Joe and I had several meetings with his faculty in Belgium where he offered me the position of Distinguished Professor of Ethical Global Leadership at the Vesalius Institute in Brussels he directed; and an offer to create and direct a potential new center with the felicitous acronym, VITAL (Vesalius Institute for Transatlantic Leadership). I really wanted to remain stateside, and ultimately it came to naught when he took the new position of Chair of Security Studies and Scientific Director of the Institute of Security and Global Affairs at Leiden University’s campus in The Hague. (in any case, Iris has done a brilliant job of keeping me on a “short leash” by agreeing to the aforementioned Remi!)

Even though Finland is hardly on this side of the Atlantic, if it works, I will consider it a "vital" success. 

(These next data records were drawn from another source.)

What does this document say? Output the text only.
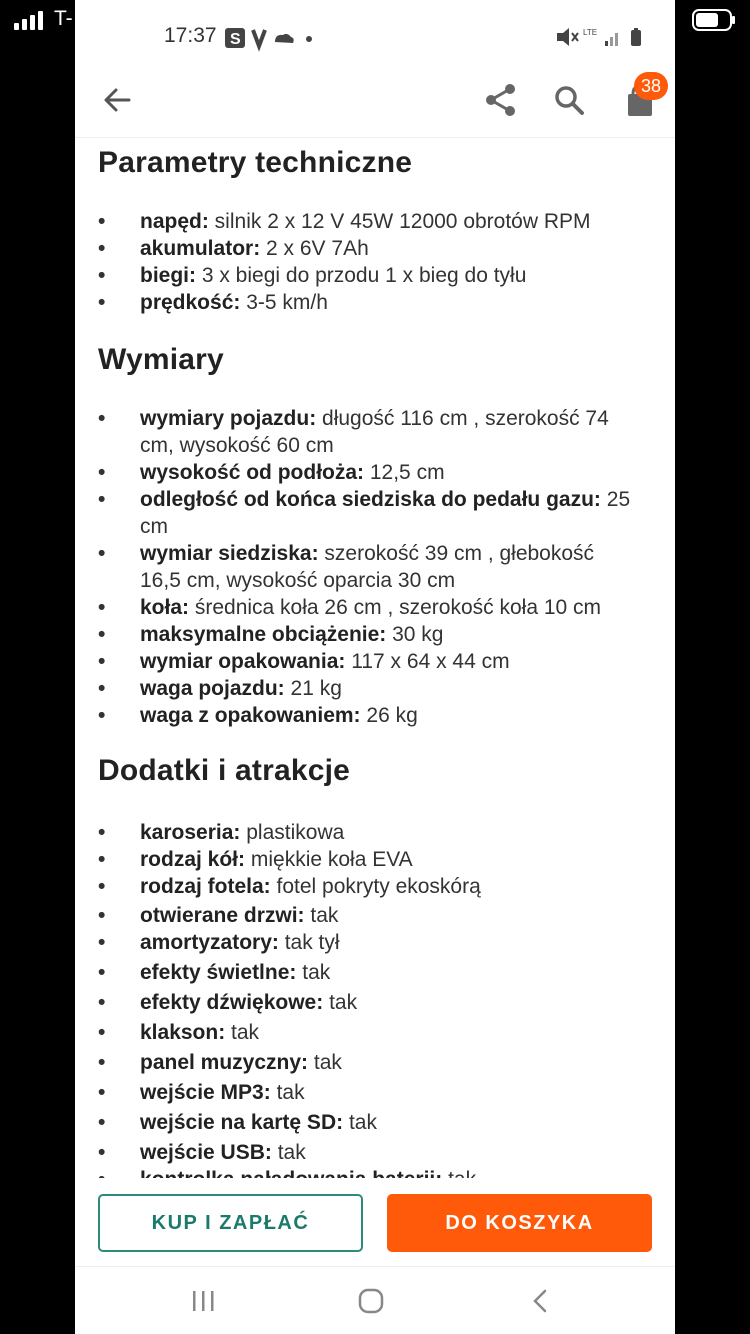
T-
17:37 S	LTE
38
Parametry techniczne
• napęd: silnik 2 x 12 V 45W 12000 obrotów RPM
• akumulator: 2 x 6V 7Ah
• biegi: 3 x biegi do przodu 1 x bieg do tyłu
• prędkość: 3-5 km/h
Wymiary
• wymiary pojazdu: długość 116 cm , szerokość 74 cm, wysokość 60 cm
• wysokość od podłoża: 12,5 cm
• odległość od końca siedziska do pedału gazu: 25 cm
• wymiar siedziska: szerokość 39 cm , głebokość 16,5 cm, wysokość oparcia 30 cm
• koła: średnica koła 26 cm , szerokość koła 10 cm
• maksymalne obciążenie: 30 kg
• wymiar opakowania: 117 x 64 x 44 cm
• waga pojazdu: 21 kg
• waga z opakowaniem: 26 kg
Dodatki i atrakcje
• karoseria: plastikowa
• rodzaj kół: miękkie koła EVA
• rodzaj fotela: fotel pokryty ekoskórą
• otwierane drzwi: tak
• amortyzatory: tak tył
• efekty świetlne: tak
• efekty dźwiękowe: tak
• klakson: tak
• panel muzyczny: tak
• wejście MP3: tak
• wejście na kartę SD: tak
• wejście USB: tak
KUP I ZAPŁAĆ	DO KOSZYKA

• One of my very close friends, Jason Clay - I was the best man at his wedding - wrote to tell me of this Markets Institute newsletter on food trends. I sent it on to my son's girlfriend Kelly Ward, who is an Enterprise Account Executive at Artemis, and to my good friend Boaz Wachtel, the founder of the Green Leaf Party in Israel, now a developer of innovative agriculture with Roots. They are in contact now. 

Criminal Justice Concerns 

• I attended a benefit concert to endow student scholarships for Roxbury Community College, organized by a close friend, the jazz impresario, Ted Kurland. The evening was in honor of the legendary drummer and Roxbury resident, Roy Haynes, now in his nineties, who was in the audience. His grandson Marcus Gilmore is already a force. The incomparable Pat Methany was the featured artist. Ted is their agent, as he was, and is, for many other jazz greats, from Nina Simone to Wynton Marsalis.

There, I met the president of Roxbury Community College, Valerie Roberson. We briefly discussed my intent to link her College's criminal justice program to the Innocence International archive of Rubin "Hurricane" Carter. I had brought him to Tufts to speak and we became friends in the last years of his life. At my intervention he agreed to house his archive at Tufts' Tisch Library. 

A wonderful 2010 EPIIC alumna, Taarika Sridhar, who just passed the Massachusetts Bar and is joining the prestigious Boston law firm, Ropes and Gray, will be doing her pro bono work with the Innocence Project, and she has agreed to take on students from Roxbury's criminal justice program as interns.

At the concert, I also met a former TA of mine from Emerson College days! 1984! Lisa Zopatti. She remembered me immediately when she saw me, and in conversation asked me to get engaged with Year Up. We have pledged to meet.